My weirdest teaching experience ever
by Clyde
Haumann
Editor’s Note: Private students can not only augment
one’s teacher earnings, they also can give a teacher great satisfaction when they
work hard and learn. In fact, some teachers make so much money teaching
well-to-do private students to use our language fluently, that they are never
to be found in a school of any type! Then, again, there are students like Clyde Haumann's
Mr. Yamamoto, who can make you think twice about earning money in this enticing
way....
I have been teaching English as a foreign and second
language for a very long time, and have taught
in schools of all types, and classes
of all types and levels to both children and adults, and certainly
have taught
my share of private students, from pre-school age children to company
directors.
Priding myself on my ability to get good English language
teaching results, I would have to say that
the weirdest teaching experience I probably
ever had was when I taught the managing director of
a large Japanese company
years ago.
Mr. Yamamoto was (it seemed at the time) an “elderly”

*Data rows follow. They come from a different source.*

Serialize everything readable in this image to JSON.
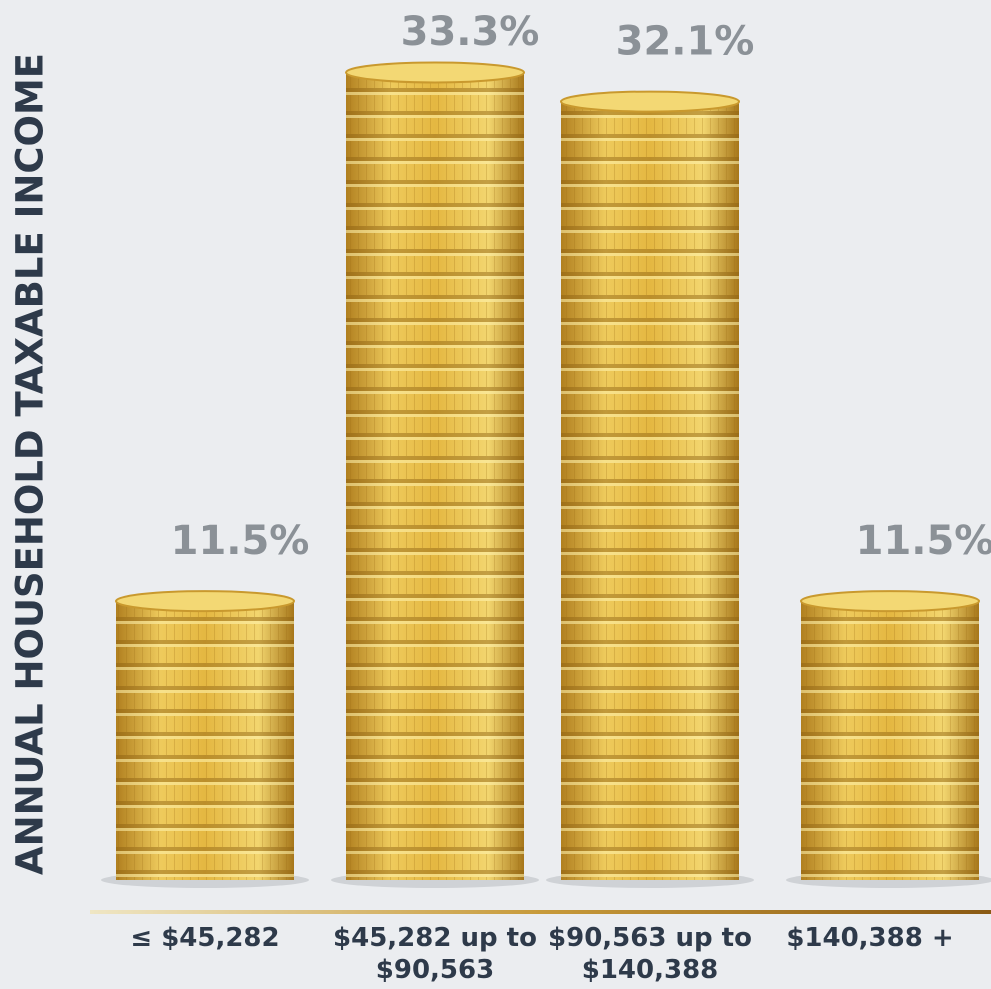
{
  "chart_data": {
    "type": "bar",
    "y_label": "ANNUAL HOUSEHOLD TAXABLE INCOME",
    "categories": [
      "≤ $45,282",
      "$45,282 up to $90,563",
      "$90,563 up to $140,388",
      "$140,388 +"
    ],
    "values": [
      11.5,
      33.3,
      32.1,
      11.5
    ],
    "value_labels": [
      "11.5%",
      "33.3%",
      "32.1%",
      "11.5%"
    ],
    "color": "#e0b23c",
    "ylim": [
      0,
      36
    ]
  }
}
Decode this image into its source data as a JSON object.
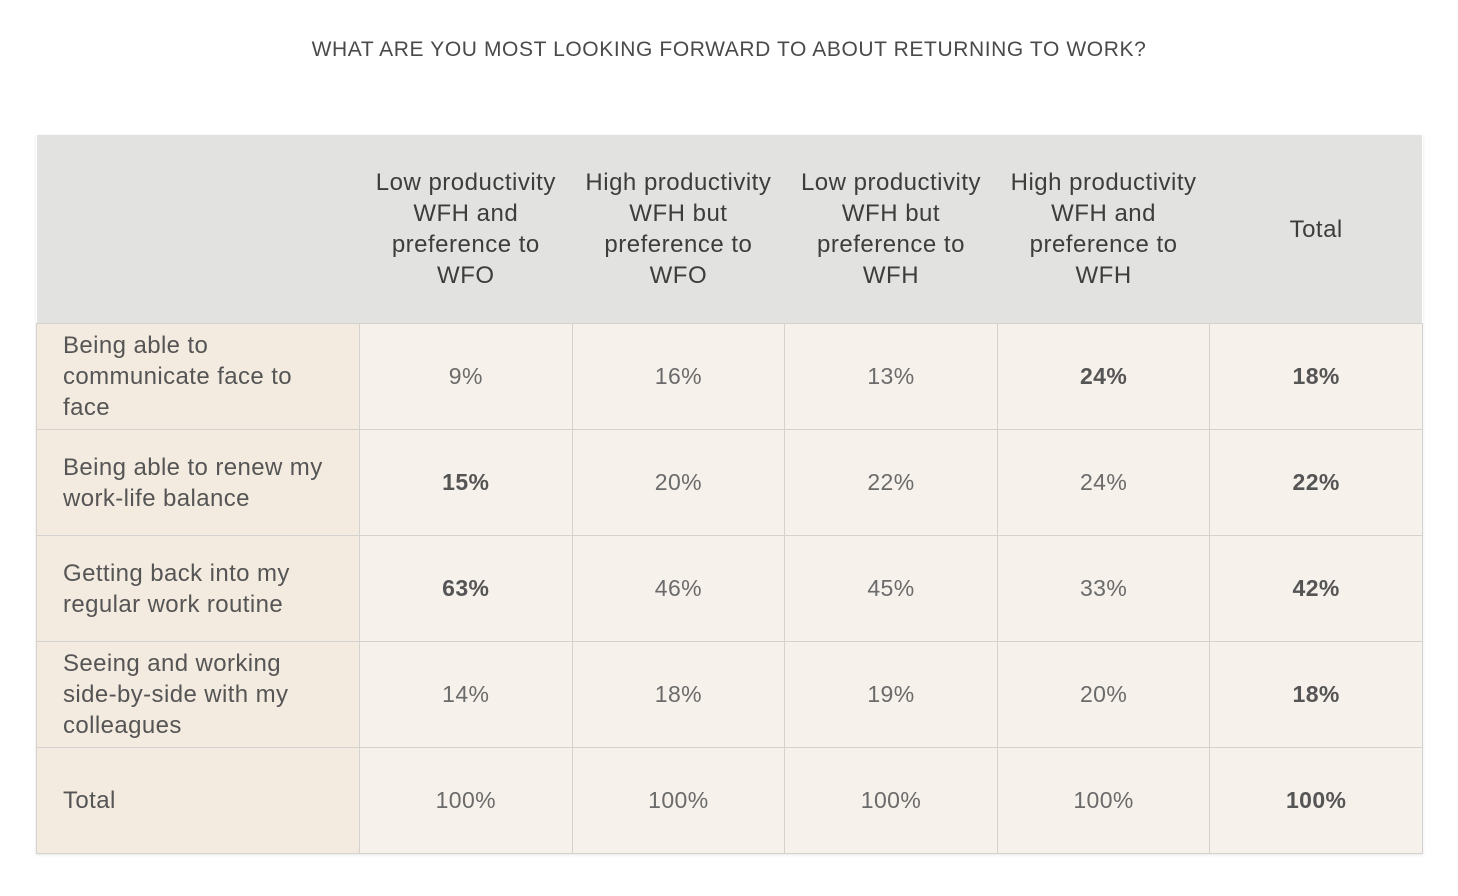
{
  "title": "WHAT ARE YOU MOST LOOKING FORWARD TO ABOUT RETURNING TO WORK?",
  "colors": {
    "header_bg": "#e2e2e0",
    "label_bg": "#f4ebe0",
    "cell_bg": "#f6f1eb",
    "border": "#d4d2cf"
  },
  "chart_data": {
    "type": "table",
    "title": "WHAT ARE YOU MOST LOOKING FORWARD TO ABOUT RETURNING TO WORK?",
    "columns": [
      "Low productivity WFH and preference to WFO",
      "High productivity WFH but preference to WFO",
      "Low productivity WFH but preference to WFH",
      "High productivity WFH and preference to WFH",
      "Total"
    ],
    "rows": [
      {
        "label": "Being able to communicate face to face",
        "values": [
          "9%",
          "16%",
          "13%",
          "24%",
          "18%"
        ],
        "bold": [
          false,
          false,
          false,
          true,
          true
        ]
      },
      {
        "label": "Being able to renew my work-life balance",
        "values": [
          "15%",
          "20%",
          "22%",
          "24%",
          "22%"
        ],
        "bold": [
          true,
          false,
          false,
          false,
          true
        ]
      },
      {
        "label": "Getting back into my regular work routine",
        "values": [
          "63%",
          "46%",
          "45%",
          "33%",
          "42%"
        ],
        "bold": [
          true,
          false,
          false,
          false,
          true
        ]
      },
      {
        "label": "Seeing and working side-by-side with my colleagues",
        "values": [
          "14%",
          "18%",
          "19%",
          "20%",
          "18%"
        ],
        "bold": [
          false,
          false,
          false,
          false,
          true
        ]
      },
      {
        "label": "Total",
        "values": [
          "100%",
          "100%",
          "100%",
          "100%",
          "100%"
        ],
        "bold": [
          false,
          false,
          false,
          false,
          true
        ]
      }
    ]
  }
}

gentleman of about 55, who spoke absolutely
no English at all. As to why he
suddenly had decided to learn English I was not able to discover,
because he certainly never
put much effort into learning it when I taught him,
try as I might to gain his
interest.
The study agreement was that I had to teach him two hours a
week every Sunday morning at his home on Silom Road
in Bangkok. Mr. Yamamoto, fully
understanding the traffic situation in Bangkok,
was
kind enough to send his driver to pick me up at home every Sunday morning at
nine o’clock sharp.
The first couple of classes went as one might expect when a somewhat
older gentleman engages
himself in learning a foreign language for the first
time ever. In teaching him, I very soon learned
that Mr. Yamamoto’s one great
passion in life was golf. It was the only thing he ever wanted to
talk about,
and one day he suggested that we should move the classes to the driving range
course where we could play golf and practice English at the same time.
At first, I told him that I didn’t think that would be a
good idea, but he insisted. Well, since he was paying me handsomely for the
English course, he was the boss, and when he told me he would tip
me another
one thousand baht every week for doing this, I’m afraid I didn’t hesitate to
agree! It was actually great fun, for both of us, I daresay. I would speak to
him in English and he would answer
me in Japanese, and neither one of us could understand
a word of what the other was saying!
I never did find out why he had ever signed up for an
English course in the first place, and need I
say that when his forty-hour
course was up and he signed up for another sixty hours,
I must have looked like
one giant question mark!
It
was certainly not one of my most successful English classes, nor one I was very
proud of – because
Mr. Yamamoto never did learn to
speak English (or, if he did, it was a closely-guarded secret
unknown to me), but I myself learned
some golf and increased my income.
We became great friends and I still receive
birthday and Christmas cards from him every year.